Data Scientist – Traditional Machine Learning (Classification-Focused) for our Tier1 Banking client in London employer: S.i. Systems
Contact Detail:
S.i. Systems Recruiting Team
StudySmarter Expert Advice 🤫
We think this is how you could land Data Scientist – Traditional Machine Learning (Classification-Focused) for our Tier1 Banking client in London
✨Tip Number 1
Network like a pro! Reach out to connections in the banking and data science fields. Attend meetups, webinars, or industry events to get your name out there. You never know who might have a lead on that perfect Data Scientist role!
✨Tip Number 2
Show off your skills! Create a portfolio showcasing your classification models and EDA projects. Use platforms like GitHub to share your code and results. This gives potential employers a taste of what you can do and sets you apart from the crowd.
✨Tip Number 3
Prepare for interviews by brushing up on your technical skills. Be ready to discuss your experience with traditional ML algorithms and how you've tackled real-world problems. Practise explaining complex concepts in simple terms – it’ll impress those business stakeholders!
✨Tip Number 4
Don’t forget to apply through our website! We’ve got loads of opportunities tailored for Data Scientists like you. Plus, it’s a great way to ensure your application gets seen by the right people. Let’s land that job together!

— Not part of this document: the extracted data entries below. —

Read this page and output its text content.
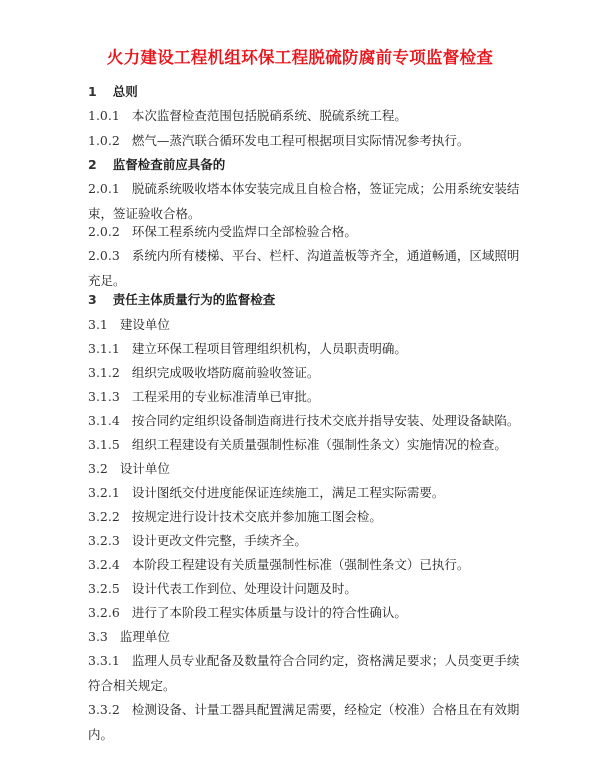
火力建设工程机组环保工程脱硫防腐前专项监督检查
1 总则
1.0.1 本次监督检查范围包括脱硝系统、脱硫系统工程。
1.0.2 燃气—蒸汽联合循环发电工程可根据项目实际情况参考执行。
2 监督检查前应具备的
2.0.1 脱硫系统吸收塔本体安装完成且自检合格，签证完成；公用系统安装结束，签证验收合格。
2.0.2 环保工程系统内受监焊口全部检验合格。
2.0.3 系统内所有楼梯、平台、栏杆、沟道盖板等齐全，通道畅通，区域照明充足。
3 责任主体质量行为的监督检查
3.1 建设单位
3.1.1 建立环保工程项目管理组织机构，人员职责明确。
3.1.2 组织完成吸收塔防腐前验收签证。
3.1.3 工程采用的专业标准清单已审批。
3.1.4 按合同约定组织设备制造商进行技术交底并指导安装、处理设备缺陷。
3.1.5 组织工程建设有关质量强制性标准（强制性条文）实施情况的检查。
3.2 设计单位
3.2.1 设计图纸交付进度能保证连续施工，满足工程实际需要。
3.2.2 按规定进行设计技术交底并参加施工图会检。
3.2.3 设计更改文件完整，手续齐全。
3.2.4 本阶段工程建设有关质量强制性标准（强制性条文）已执行。
3.2.5 设计代表工作到位、处理设计问题及时。
3.2.6 进行了本阶段工程实体质量与设计的符合性确认。
3.3 监理单位
3.3.1 监理人员专业配备及数量符合合同约定，资格满足要求；人员变更手续符合相关规定。
3.3.2 检测设备、计量工器具配置满足需要，经检定（校准）合格且在有效期内。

We think you need these skills to ace Data Scientist – Traditional Machine Learning (Classification-Focused) for our Tier1 Banking client in London
Some tips for your application 🫡
Tailor Your CV: Make sure your CV highlights your experience with traditional machine learning, especially classification models. We want to see how you've tackled similar challenges in the past, so don’t hold back on those details!
Craft a Compelling Cover Letter: Your cover letter is your chance to shine! Use it to explain why you're the perfect fit for this role. Mention your hands-on experience with EDA and feature engineering, and how you can translate business needs into ML solutions.

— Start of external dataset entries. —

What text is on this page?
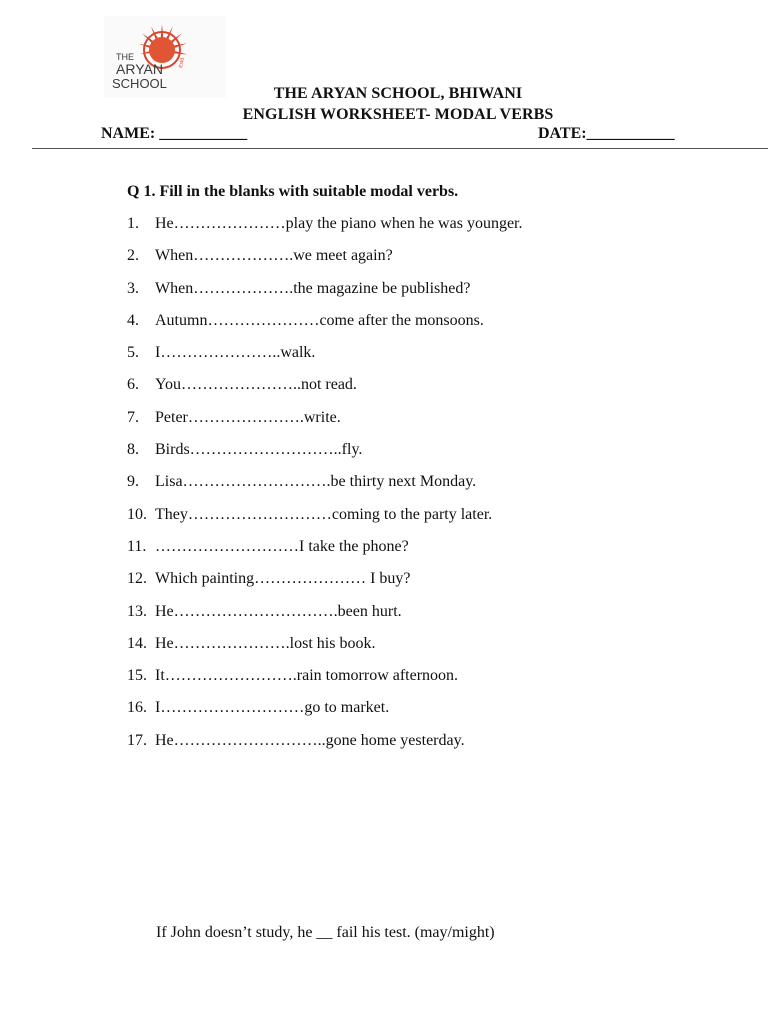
THE
ARYAN
SCHOOL
Estd.
THE ARYAN SCHOOL, BHIWANI
ENGLISH WORKSHEET- MODAL VERBS
NAME: ___________	DATE:___________
Q 1. Fill in the blanks with suitable modal verbs.
1. He…………………play the piano when he was younger.
2. When……………….we meet again?
3. When……………….the magazine be published?
4. Autumn…………………come after the monsoons.
5. I…………………..walk.
6. You…………………..not read.
7. Peter………………….write.
8. Birds………………………..fly.
9. Lisa……………………….be thirty next Monday.
10. They………………………coming to the party later.
11. ………………………I take the phone?
12. Which painting………………… I buy?
13. He………………………….been hurt.
14. He………………….lost his book.
15. It…………………….rain tomorrow afternoon.
16. I………………………go to market.
17. He………………………..gone home yesterday.
If John doesn’t study, he __ fail his test. (may/might)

Showcase Your Technical Skills: Don’t forget to mention your proficiency in Python, SQL, and classical ML algorithms. We’re looking for someone who can hit the ground running, so make sure these skills are front and centre in your application.
Apply Through Our Website: We encourage you to apply directly through our website. It’s the best way for us to receive your application and ensures you don’t miss out on any important updates from our team!
How to prepare for a job interview at S.i. Systems
✨Know Your ML Models Inside Out
Make sure you can discuss your experience with traditional machine learning models, especially classification techniques. Be ready to explain how you've built, validated, and deployed these models in past roles, as this will show your hands-on expertise.
✨Master Exploratory Data Analysis (EDA)
Brush up on your EDA skills! Be prepared to talk about how you've performed data profiling, cleansing, and feature engineering. Use specific examples from your previous work to illustrate your process and the impact it had on your projects.
✨Communicate Like a Pro
Since you'll be working closely with business stakeholders, practice articulating complex analytical insights in simple terms. Think of ways to present your findings clearly and effectively, as this will demonstrate your ability to bridge the gap between technical and non-technical audiences.
✨Prepare for Technical Questions
Expect to face technical questions related to SQL, model testing, and performance analysis. Review key concepts and be ready to discuss how you select features, algorithms, and evaluation metrics based on business objectives. This will showcase your analytical thinking and problem-solving skills.